Cars are undoubtedly expensive right now. With transaction prices going up without any sign of slowing in demand, some people are looking for desperate ways to gain a set of wheels. Sadly it turns out that a popular option is to steal a Hyundai or Kia, and social media shows you how.
We've been keeping tabs on this stolen Korean car trend on the rise. This became a problem when the city of Milwaukee, WI reported a 2,500% increase in thefts, with two-thirds of those thefts involving a Kia or Hyundai product.
A purge group going by the 'Kia Boys' have shown off their newly stolen cars on social media, inviting more would-be criminals to partake. Videos on TikTok, as well as YouTube, have reportedly been giving out detailed instructions on how easy it is to steal cars from the two brands.
One YouTube user, referred to as El Mechanic, demonstrated using a USB phone charger. By removing the under-column cowl, the ignition can allegedly be turned on using nothing more than the USB-A connection and inserting it into the ignition slot on the steering column. He claims it overrides the chip in the key, referring to the immobilizer - but the flaw in this logic is that the vehicle he is starting is a 2011-14 Hyundai Sonata. Older Hyundais and Kias did not have immobilizers, and these appear to be the primary focus of the thefts.
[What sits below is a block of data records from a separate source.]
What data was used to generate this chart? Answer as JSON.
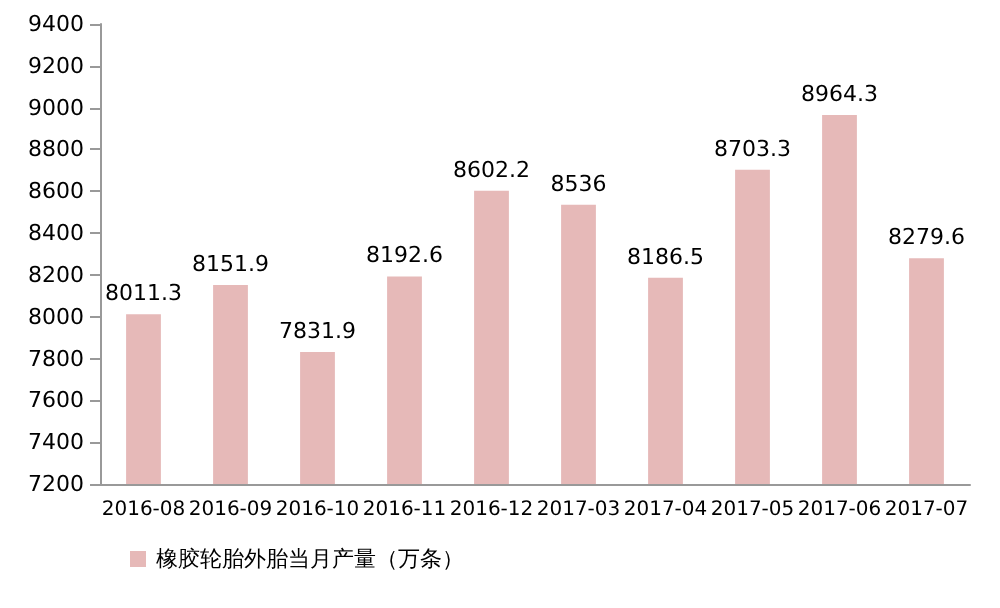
{
  "chart_data": {
    "type": "bar",
    "categories": [
      "2016-08",
      "2016-09",
      "2016-10",
      "2016-11",
      "2016-12",
      "2017-03",
      "2017-04",
      "2017-05",
      "2017-06",
      "2017-07"
    ],
    "series": [
      {
        "name": "橡胶轮胎外胎当月产量（万条）",
        "color": "#e6b9b8",
        "values": [
          8011.3,
          8151.9,
          7831.9,
          8192.6,
          8602.2,
          8536,
          8186.5,
          8703.3,
          8964.3,
          8279.6
        ]
      }
    ],
    "ylim": [
      7200,
      9400
    ],
    "yticks": [
      7200,
      7400,
      7600,
      7800,
      8000,
      8200,
      8400,
      8600,
      8800,
      9000,
      9200,
      9400
    ],
    "grid": false,
    "legend": "bottom",
    "data_labels": true
  }
}
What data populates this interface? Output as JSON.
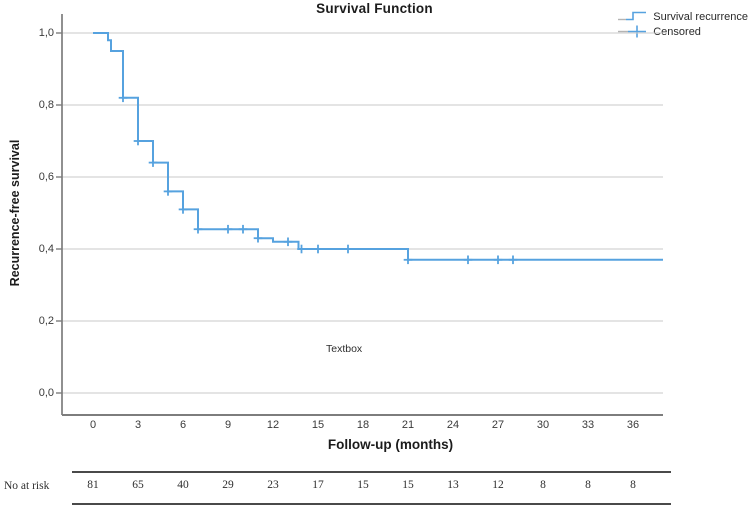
{
  "title": "Survival Function",
  "legend": {
    "items": [
      {
        "label": "Survival recurrence",
        "icon": "step-line-icon"
      },
      {
        "label": "Censored",
        "icon": "plus-marker-icon"
      }
    ]
  },
  "plot": {
    "textbox_label": "Textbox"
  },
  "x_axis": {
    "label": "Follow-up (months)",
    "ticks": [
      "0",
      "3",
      "6",
      "9",
      "12",
      "15",
      "18",
      "21",
      "24",
      "27",
      "30",
      "33",
      "36"
    ]
  },
  "y_axis": {
    "label": "Recurrence-free survival",
    "ticks": [
      "1,0",
      "0,8",
      "0,6",
      "0,4",
      "0,2",
      "0,0"
    ]
  },
  "risk_table": {
    "label": "No at risk",
    "values": [
      "81",
      "65",
      "40",
      "29",
      "23",
      "17",
      "15",
      "15",
      "13",
      "12",
      "8",
      "8",
      "8"
    ]
  },
  "colors": {
    "curve": "#56a2df",
    "grid": "#c9c9c9",
    "axis": "#7d7d7d",
    "text": "#262626",
    "risk_rule": "#4a4a4a"
  },
  "chart_data": {
    "type": "line",
    "subtype": "kaplan_meier_step",
    "title": "Survival Function",
    "xlabel": "Follow-up (months)",
    "ylabel": "Recurrence-free survival",
    "xlim": [
      -2,
      38
    ],
    "ylim": [
      -0.06,
      1.06
    ],
    "x_ticks": [
      0,
      3,
      6,
      9,
      12,
      15,
      18,
      21,
      24,
      27,
      30,
      33,
      36
    ],
    "y_ticks": [
      0.0,
      0.2,
      0.4,
      0.6,
      0.8,
      1.0
    ],
    "decimal_separator": ",",
    "grid": "horizontal",
    "legend_position": "top-right",
    "legend_entries": [
      "Survival recurrence",
      "Censored"
    ],
    "annotations": [
      {
        "text": "Textbox",
        "x": 17,
        "y": 0.12
      }
    ],
    "series": [
      {
        "name": "Survival recurrence",
        "steps": [
          [
            0,
            1.0
          ],
          [
            1,
            0.98
          ],
          [
            1.2,
            0.95
          ],
          [
            2,
            0.82
          ],
          [
            3,
            0.7
          ],
          [
            4,
            0.64
          ],
          [
            5,
            0.56
          ],
          [
            6,
            0.51
          ],
          [
            7,
            0.455
          ],
          [
            11,
            0.43
          ],
          [
            12,
            0.42
          ],
          [
            13.7,
            0.4
          ],
          [
            21,
            0.37
          ]
        ],
        "end_time": 38
      }
    ],
    "censored": [
      [
        2,
        0.82
      ],
      [
        3,
        0.7
      ],
      [
        4,
        0.64
      ],
      [
        5,
        0.56
      ],
      [
        6,
        0.51
      ],
      [
        7,
        0.455
      ],
      [
        9,
        0.455
      ],
      [
        10,
        0.455
      ],
      [
        11,
        0.43
      ],
      [
        13,
        0.42
      ],
      [
        13.9,
        0.4
      ],
      [
        15,
        0.4
      ],
      [
        17,
        0.4
      ],
      [
        21,
        0.37
      ],
      [
        25,
        0.37
      ],
      [
        27,
        0.37
      ],
      [
        28,
        0.37
      ]
    ],
    "at_risk": {
      "label": "No at risk",
      "times": [
        0,
        3,
        6,
        9,
        12,
        15,
        18,
        21,
        24,
        27,
        30,
        33,
        36
      ],
      "counts": [
        81,
        65,
        40,
        29,
        23,
        17,
        15,
        15,
        13,
        12,
        8,
        8,
        8
      ]
    }
  }
}
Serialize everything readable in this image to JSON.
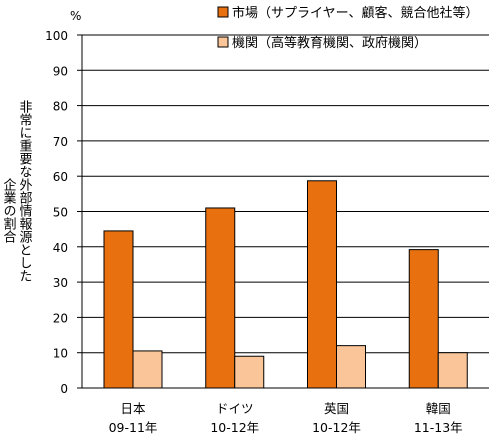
{
  "chart_data": {
    "type": "bar",
    "unit_label": "%",
    "ylabel_lines": [
      "非常に重要な外部情報源とした",
      "企業の割合"
    ],
    "categories": [
      {
        "name": "日本",
        "period": "09-11年"
      },
      {
        "name": "ドイツ",
        "period": "10-12年"
      },
      {
        "name": "英国",
        "period": "10-12年"
      },
      {
        "name": "韓国",
        "period": "11-13年"
      }
    ],
    "series": [
      {
        "name": "市場（サプライヤー、顧客、競合他社等）",
        "color": "#e8700f",
        "values": [
          44.5,
          51,
          58.7,
          39.2
        ]
      },
      {
        "name": "機関（高等教育機関、政府機関）",
        "color": "#fbc59a",
        "values": [
          10.5,
          9,
          12,
          10
        ]
      }
    ],
    "ylim": [
      0,
      100
    ],
    "yticks": [
      0,
      10,
      20,
      30,
      40,
      50,
      60,
      70,
      80,
      90,
      100
    ],
    "grid": true,
    "legend_position": "top-right"
  }
}
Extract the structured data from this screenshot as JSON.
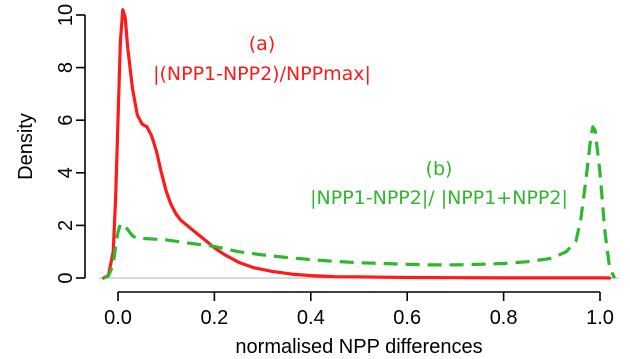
{
  "chart_data": {
    "type": "line",
    "title": "",
    "xlabel": "normalised NPP differences",
    "ylabel": "Density",
    "xlim": [
      -0.04,
      1.04
    ],
    "ylim": [
      0,
      10.4
    ],
    "x_ticks": [
      0.0,
      0.2,
      0.4,
      0.6,
      0.8,
      1.0
    ],
    "x_tick_labels": [
      "0.0",
      "0.2",
      "0.4",
      "0.6",
      "0.8",
      "1.0"
    ],
    "y_ticks": [
      0,
      2,
      4,
      6,
      8,
      10
    ],
    "y_tick_labels": [
      "0",
      "2",
      "4",
      "6",
      "8",
      "10"
    ],
    "grid": false,
    "legend": "none",
    "baseline": 0,
    "series": [
      {
        "name": "|(NPP1-NPP2)/NPPmax|",
        "label": "(a)",
        "color": "#ff1a1a",
        "style": "solid",
        "points": [
          [
            -0.03,
            0.0
          ],
          [
            -0.02,
            0.1
          ],
          [
            -0.01,
            1.0
          ],
          [
            -0.005,
            3.0
          ],
          [
            0.0,
            6.0
          ],
          [
            0.005,
            9.0
          ],
          [
            0.01,
            10.2
          ],
          [
            0.015,
            9.9
          ],
          [
            0.02,
            8.8
          ],
          [
            0.03,
            7.2
          ],
          [
            0.04,
            6.2
          ],
          [
            0.05,
            5.85
          ],
          [
            0.06,
            5.75
          ],
          [
            0.07,
            5.4
          ],
          [
            0.08,
            4.8
          ],
          [
            0.09,
            4.0
          ],
          [
            0.1,
            3.3
          ],
          [
            0.11,
            2.8
          ],
          [
            0.12,
            2.45
          ],
          [
            0.13,
            2.2
          ],
          [
            0.14,
            2.05
          ],
          [
            0.16,
            1.75
          ],
          [
            0.18,
            1.45
          ],
          [
            0.2,
            1.15
          ],
          [
            0.22,
            0.9
          ],
          [
            0.25,
            0.6
          ],
          [
            0.28,
            0.4
          ],
          [
            0.32,
            0.25
          ],
          [
            0.36,
            0.15
          ],
          [
            0.4,
            0.09
          ],
          [
            0.45,
            0.05
          ],
          [
            0.5,
            0.04
          ],
          [
            0.6,
            0.02
          ],
          [
            0.7,
            0.01
          ],
          [
            0.8,
            0.005
          ],
          [
            0.9,
            0.003
          ],
          [
            1.0,
            0.002
          ],
          [
            1.02,
            0.0
          ]
        ]
      },
      {
        "name": "|NPP1-NPP2|/ |NPP1+NPP2|",
        "label": "(b)",
        "color": "#2db82d",
        "style": "dashed",
        "points": [
          [
            -0.03,
            0.0
          ],
          [
            -0.02,
            0.08
          ],
          [
            -0.01,
            0.5
          ],
          [
            -0.005,
            1.2
          ],
          [
            0.0,
            1.75
          ],
          [
            0.005,
            2.05
          ],
          [
            0.01,
            2.05
          ],
          [
            0.02,
            1.85
          ],
          [
            0.03,
            1.6
          ],
          [
            0.04,
            1.5
          ],
          [
            0.06,
            1.5
          ],
          [
            0.1,
            1.45
          ],
          [
            0.15,
            1.32
          ],
          [
            0.2,
            1.2
          ],
          [
            0.25,
            1.0
          ],
          [
            0.3,
            0.88
          ],
          [
            0.35,
            0.78
          ],
          [
            0.4,
            0.7
          ],
          [
            0.45,
            0.63
          ],
          [
            0.5,
            0.58
          ],
          [
            0.55,
            0.55
          ],
          [
            0.6,
            0.52
          ],
          [
            0.65,
            0.5
          ],
          [
            0.7,
            0.5
          ],
          [
            0.75,
            0.52
          ],
          [
            0.8,
            0.55
          ],
          [
            0.85,
            0.62
          ],
          [
            0.9,
            0.75
          ],
          [
            0.93,
            1.0
          ],
          [
            0.95,
            1.4
          ],
          [
            0.96,
            2.2
          ],
          [
            0.97,
            3.6
          ],
          [
            0.98,
            5.2
          ],
          [
            0.985,
            5.75
          ],
          [
            0.99,
            5.6
          ],
          [
            1.0,
            4.0
          ],
          [
            1.01,
            1.8
          ],
          [
            1.02,
            0.4
          ],
          [
            1.03,
            0.0
          ]
        ]
      }
    ]
  }
}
The 'Kia Boys' is mentioned by El Mechanic. They're also the source of blame for the mass thefts happening in major cities per police officials. In St. Louis, for example, Spectrum News reported a 254 percent increase in thefts of Kia models and nearly the same jump for Hyundais compared to 2021.
It's not clear if it's certain models that thieves are going for, aware of which vehicles can be stolen or not. One report mentions a Kia Sportage that was stolen and then involved in a fatal collision in Minnesota.
Hyundai and Kia are aware of the issue, having both released statements insisting that all new models sold are fitted with an immobilizer as standard for 2022. Unfortunately, there remain more questions than answers about a permanent fix.
Dealers are reportedly feeling the strain, as it comes down to insurance companies to grant the request for theft repairs. Juston Anderson, general manager of Buerkle Hyundai in Minnesota is looking for a solution.
Speaking to Automotive News, he said, "We're really hoping the manufacturer, at some point, has some guidance that could help us at least have some good news to tell the customer."